3. Naßpresse nach Anspruch 1 oder 2, dadurch gekennzeichnet,
daß die Querschnitte der die Drucktaschen (15, 16; 21, 22, 23)
mit dem gemeinsamen Druckraum (12) verbindenden Kanäle (17,
18; 24, 25, 26) in Laufrichtung (L) zunehmen.
4. Naßpresse nach den Ansprüchen 1-3, dadurch gekennzeichnet,
daß die asymmetrische Anordnung des Stützschuhes (30) relativ
zum Kolben (20), das Verhältnis der Druckfläche der in
Laufrichtung (L) aufeinanderfolgenden Drucktaschen (15, 16; 21,
22, 23) sowie das Verhältnis der Querschnitte der die
Drucktaschen mit dem gemeinsamen Druckraum verbindenden
Kanäle (17, 18; 24, 25, 26) so aufeinander abgestimmt sind, daß
die Spalthöhe (6), in Laufrichtung (L) gesehen, angenähert
konstant ist.
5. Naßpresse nach einem der Ansprüche 1-4, dadurch
gekennzeichnet, daß die asymmetrische Anordnung des
Stützschuhes (30) relativ zum Kolben (20) und das Verhältnis der
Druckflächen der in Laufrichtung (L) aufeinanderfolgenden
Drucktaschen (15, 16; 21, 22, 23) so aufeinander abgestimmt
sind, daß die Resultierende der Kräfte der Drucktaschen
wenigstens angenähert in der Mittelachse (M) des Kolbens (20)
angreift.
6. Naßpresse nach einem der Ansprüche 1-5, dadurch
gekennzeichnet, daß das hydrostatische Druckelement (11) in
Laufrichtung (L) der Faserbahn (3) mehr als zwei Drucktaschen
(21, 22, 23) besitzt, wobei die Druckquerschnitte der
Drucktaschen in Laufrichtung (L) abnehmen.

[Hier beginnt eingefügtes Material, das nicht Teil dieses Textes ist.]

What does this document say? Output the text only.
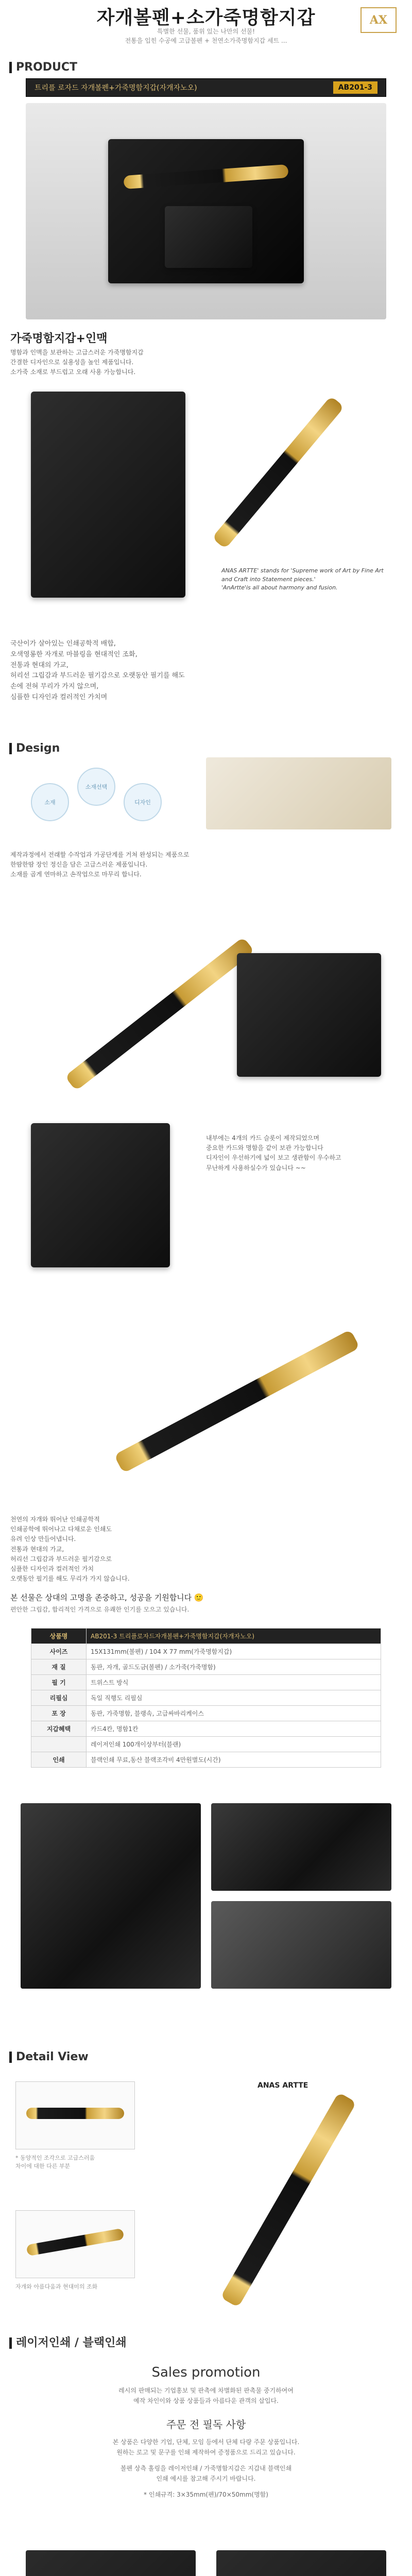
자개볼펜+소가죽명함지갑
특별한 선물, 품위 있는 나만의 선물!
전통을 입힌 수공예 고급볼펜 + 천연소가죽명함지갑 세트 ...
AX
PRODUCT
트리플 로자드 자개볼펜+가죽명함지갑(자개자노오)	AB201-3
가죽명함지갑+인맥
명함과 인맥을 보관하는 고급스러운 가죽명함지갑
간결한 디자인으로 실용성을 높인 제품입니다.
소가죽 소재로 부드럽고 오래 사용 가능합니다.
ANAS ARTTE' stands for 'Supreme work of Art by Fine Art
and Craft into Statement pieces.'
'AnArtte'is all about harmony and fusion.
국산이가 살아있는 인쇄공학적 배합,
오색영롱한 자개로 마블링을 현대적인 조화,
전통과 현대의 가교,
허리선 그립감과 부드러운 필기감으로 오랫동안 필기를 해도
손에 전혀 무리가 가지 않으며,
심플한 디자인과 컬러적인 가치며
Design
소재
소재선택
디자인
제작과정에서 전래할 수작업과 가공단계를 거쳐 완성되는 제품으로
한땀한땀 장인 정신을 담은 고급스러운 제품입니다.
소재를 곱게 연마하고 손작업으로 마무리 합니다.
내부에는 4개의 카드 슬롯이 제작되었으며
중요한 카드와 명함을 같이 보관 가능합니다
디자인이 우선하기에 넓이 보고 생관함이 우수하고
무난하게 사용하실수가 있습니다 ~~
천연의 자개와 뛰어난 인쇄공학적
인쇄공학에 뛰어나고 다채로운 인쇄도
유려 인상 만들어냅니다.
전통과 현대의 가교,
허리선 그립감과 부드러운 필기감으로
심플한 디자인과 컬러적인 가치
오랫동안 필기를 해도 무리가 가지 않습니다.
본 선물은 상대의 고명을 존중하고, 성공을 기원합니다 🙂
편안한 그립감, 합리적인 가격으로 유쾌한 인기를 모으고 있습니다.
상품명	AB201-3 트리플로자드자개볼펜+가죽명함지갑(자개자노오)
사이즈	15X131mm(볼펜) / 104 X 77 mm(가죽명함지갑)
재 질	동판, 자개, 골드도금(볼펜) / 소가죽(가죽명함)
필 기	트위스트 방식
리필심	독일 직행도 리필심
포 장	동판, 가죽명함, 블랭속, 고급싸바리케이스
지갑혜택	카드4칸, 명함1칸
	레이저인쇄 100개이상부터(블랜)
인쇄	블랙인쇄 무료,동산 블랙조각비 4만원별도(시간)
Detail View
* 동양적인 조각으로 고급스러움
차이에 대한 다른 부분
자개와 아름다움과 현대미의 조화
ANAS ARTTE
레이저인쇄 / 블랙인쇄
Sales promotion
레시의 판매되는 기업홍보 및 판촉에 차별화된 판촉물 중기하여여
예작 차인이와 상품 상품들과 아름다운 관객의 삽입다.
주문 전 필독 사항
본 상품은 다양한 기업, 단체, 모임 등에서 단체 다량 주문 상품입니다.
원하는 로고 및 문구를 인쇄 제작하여 증정품으로 드리고 있습니다.
볼펜 상측 홀링을 레이저인쇄 / 가죽명함지갑은 지갑내 블랙인쇄
인쇄 예시를 참고해 주시기 바랍니다.
* 인쇄규격: 3×35mm(펜)/70×50mm(명함)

7. Naßpresse nach einem der Ansprüche 1-6, dadurch
gekennzeichnet, daß der Stützschuh (30) in Laufrichtung (L)
hintereinander mehrere Reihen von Drucktaschen (15, 16)
aufweist, wobei in jeder dieser Reihen quer zur Laufrichtung (L)
nebeneinander mehrere Drucktaschen vorgesehen sind sowie
wenigstens einen in Laufrichtung (L) asymmetrisch zum
Stützschuh (30) angeordneten Kolben (20) trägt.
8. Naßpresse nach Anspruch 6, dadurch gekennzeichnet, daß der
Stützschuh (30) mehrere nebeneinander angeordnete Kolben
(20 1, 20 2, 20 3) trägt, wobei jeder Kolben mehreren
Drucktaschen (15, 16; 15 1, 16 1, 16 2) aus mehreren Reihen
zugeordnet ist.
9. Naßpresse nach einem der Ansprüche 1-8, dadurch
gekennzeichnet, daß in Laufrichtung (L) zwischen wenigstens
zwei Drucktaschen (15, 16) eine Druckmittelabfußeinrichtung
(19) vorgesehen ist.
10. Naßpresse nach einem der Ansprüche 1-9, dadurch
gekennzeichnet, daß die Anpreßeinrichtung (2) mehrere quer zur
Laufrichtung (L) nebeneinander angeordnete Druckelemente
(27 1 . . . 27 5) aufweist, und die Spalten (28 1 . . . 28 4) zwischen den
einzelnen Druckelementen (271 . . . 275) zumindest teilweise in
einem spitzen Winkel zur Laufrichtung (L) verlaufen.